Abstract 19466: Metabolomic and Gene Expression Changes in End-Stage Heart Failure are Reversed by Left Ventricular Assist Device

Abstract

Introduction: Heart muscle tissue in advanced heart failure (HF) is reported to be ‘energy-depleted’ and inflexible to metabolic changes. Left ventricular assist devices (LVAD) and ventricular unloading with LVAD is known to regress cardiac hypertrophy, reduce fibrosis and partially improve function. The metabolic alterations with HF and LVAD support are not fully understood. We hypothesize that HF is associated with metabolic changes that are reversible with LVAD placement. Methods: We analyzed gene and protein expression and performed metabolomics analyses in failing left ventricular (LV) tissue obtained at the time of heart explant or LVAD placement (HF, n = 13) and removal (post-LVAD, n = 7). Control LV tissue was procured from patients undergoing heart-lung transplantation for severe right HF (control, n = 4). P<0.05 was considered significant. Results: In HF samples, expression levels of mitochondrial transcription factors and coactivators were decreased, while LVAD increased expression of PGC1α, PGC1β, ERRγ and TFAM to levels of control samples.
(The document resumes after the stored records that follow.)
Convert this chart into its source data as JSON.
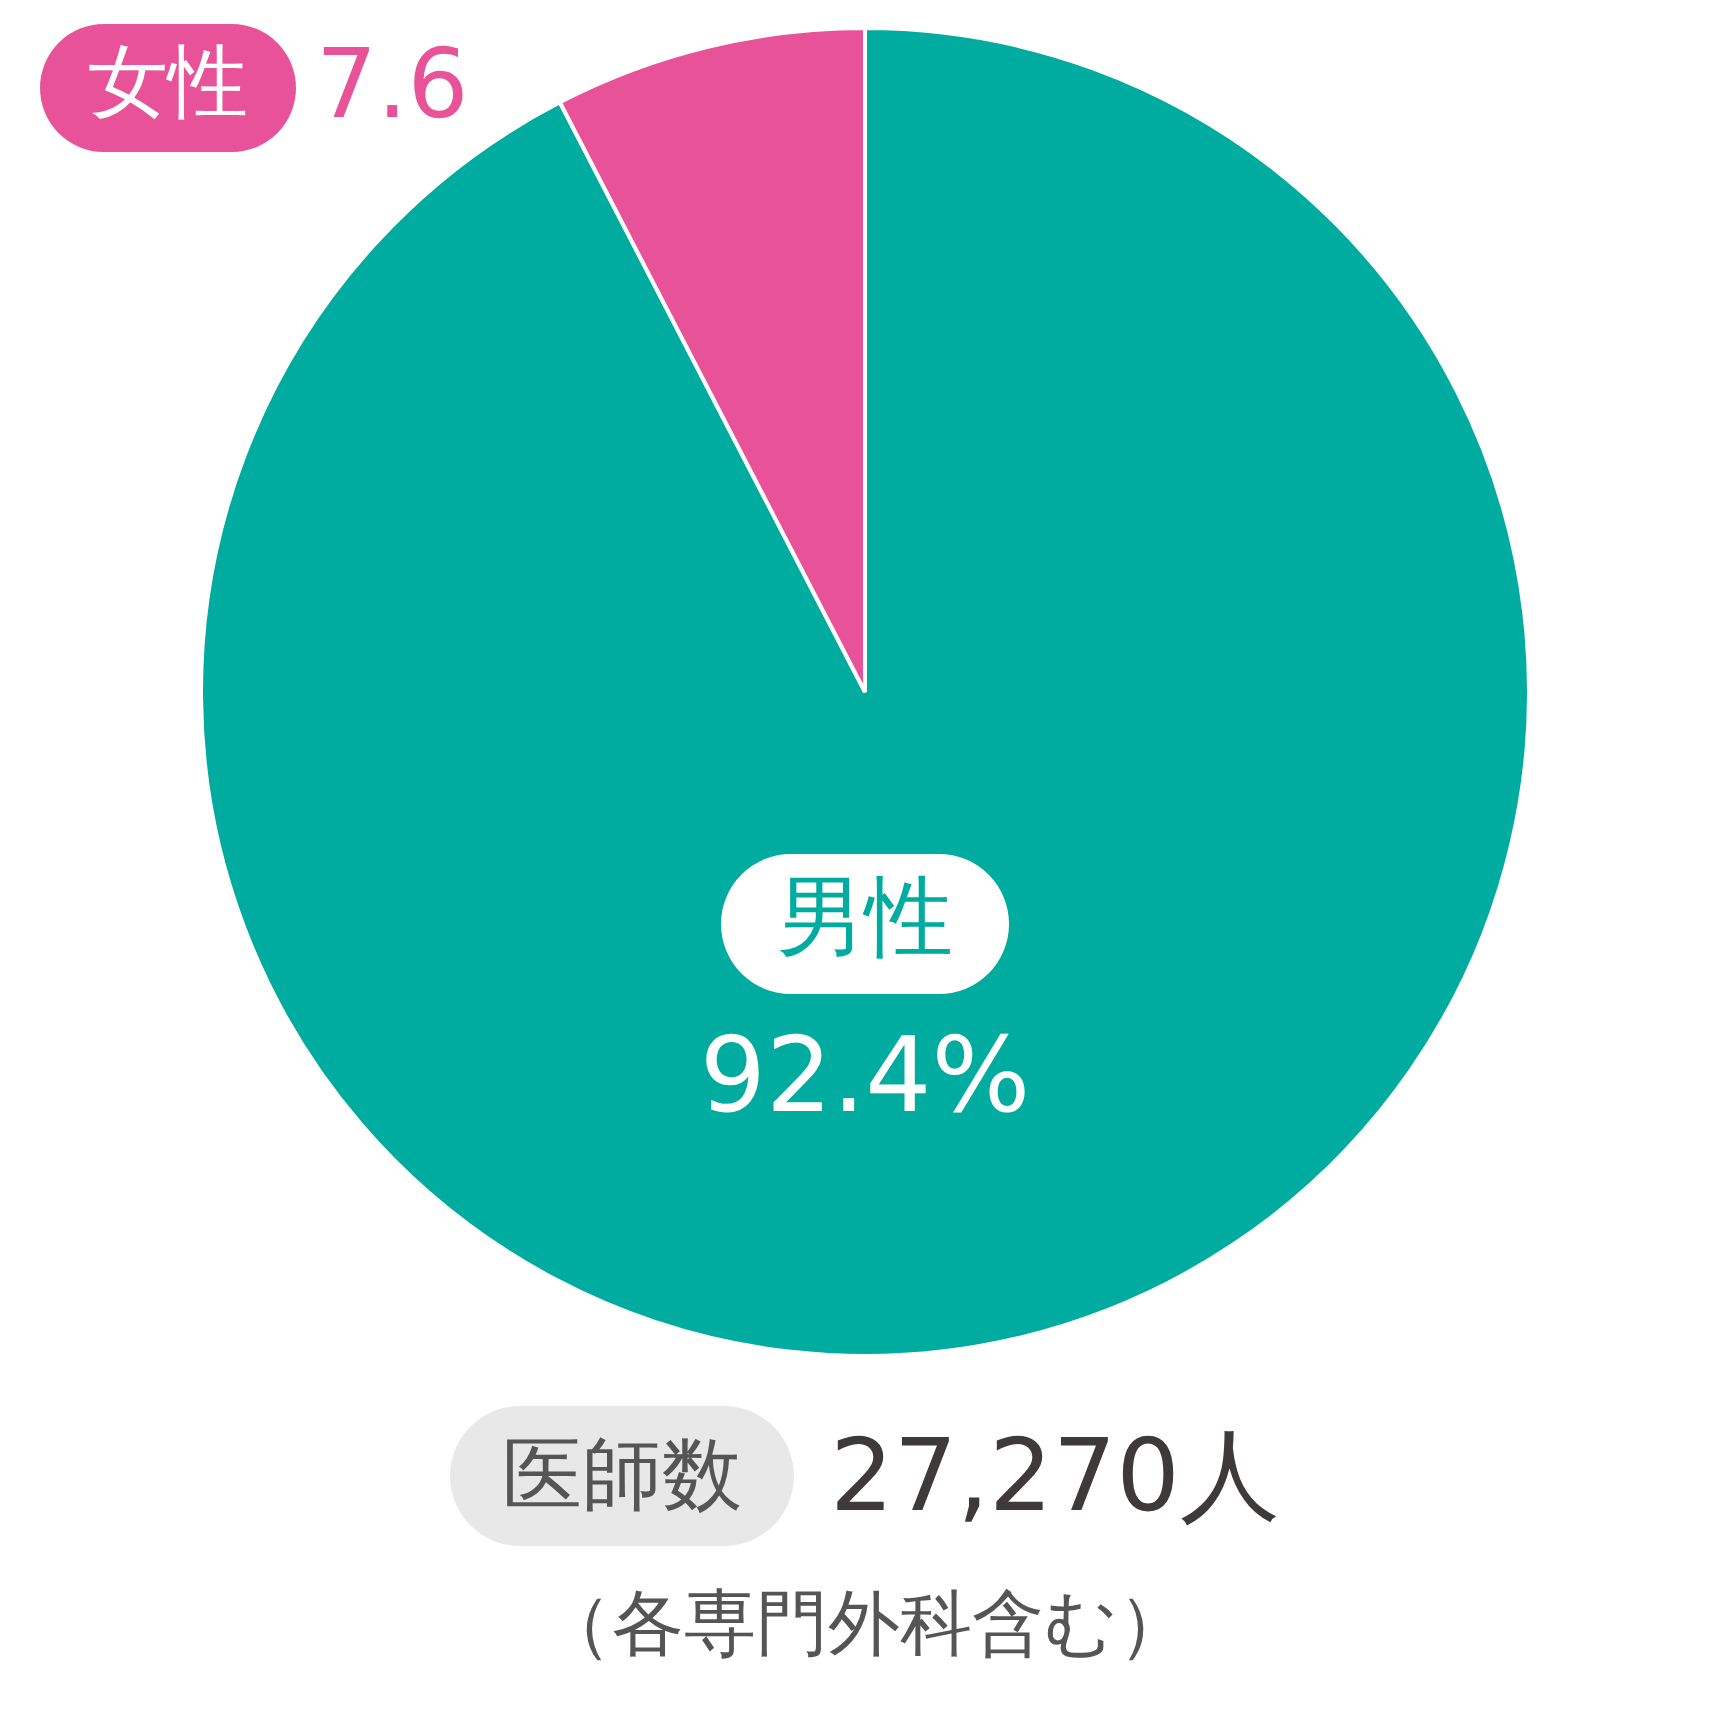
{
  "chart_data": {
    "type": "pie",
    "categories": [
      "男性",
      "女性"
    ],
    "values": [
      92.4,
      7.6
    ],
    "colors": [
      "#00aca0",
      "#e85299"
    ],
    "value_labels": [
      "92.4%",
      "7.6"
    ],
    "legend": false,
    "annotations": [
      "医師数",
      "27,270人",
      "（各専門外科含む）"
    ]
  }
}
Gene and protein expression of mitochondrial complex subunits NDUFS6, SDHA, UQCRC1, Cox5a, ATP5a1 were reduced in HF, but increased after LVAD. LVAD rescued reduced expression of fatty acid oxidation genes CPT2, ACADvl, ACADm, HADHA and PPARα, as well as pyruvate and glucose metabolism genes ME3, MCT1, PDHB, GPT and PFK. Targeted metabolomics analysis showed a reduction in short- and medium-chain acylcarnitines (C2-C10) in failing LV indicating decreased substrate catabolism, with these analytes universally restored to normal post-LVAD. Pyruvate levels tended to increase (P=0.07), whereas all measured Krebs cycle intermediates including citrate, α-ketoglutarate, succinate, fumarate and malate were reduced in the HF samples compared to normal controls. LVAD normalized pyruvate levels, and normalized the levels of all Krebs cycle intermediates. Conclusion: Both the gene expression and metabolomics profiles for mitochondrial, fatty acid, pyruvate and glucose metabolism pathways indicate that HF is associated with a global defect in substrate utilization. Complete reversal by ventricular unloading demonstrates the reversibility of metabolic defects.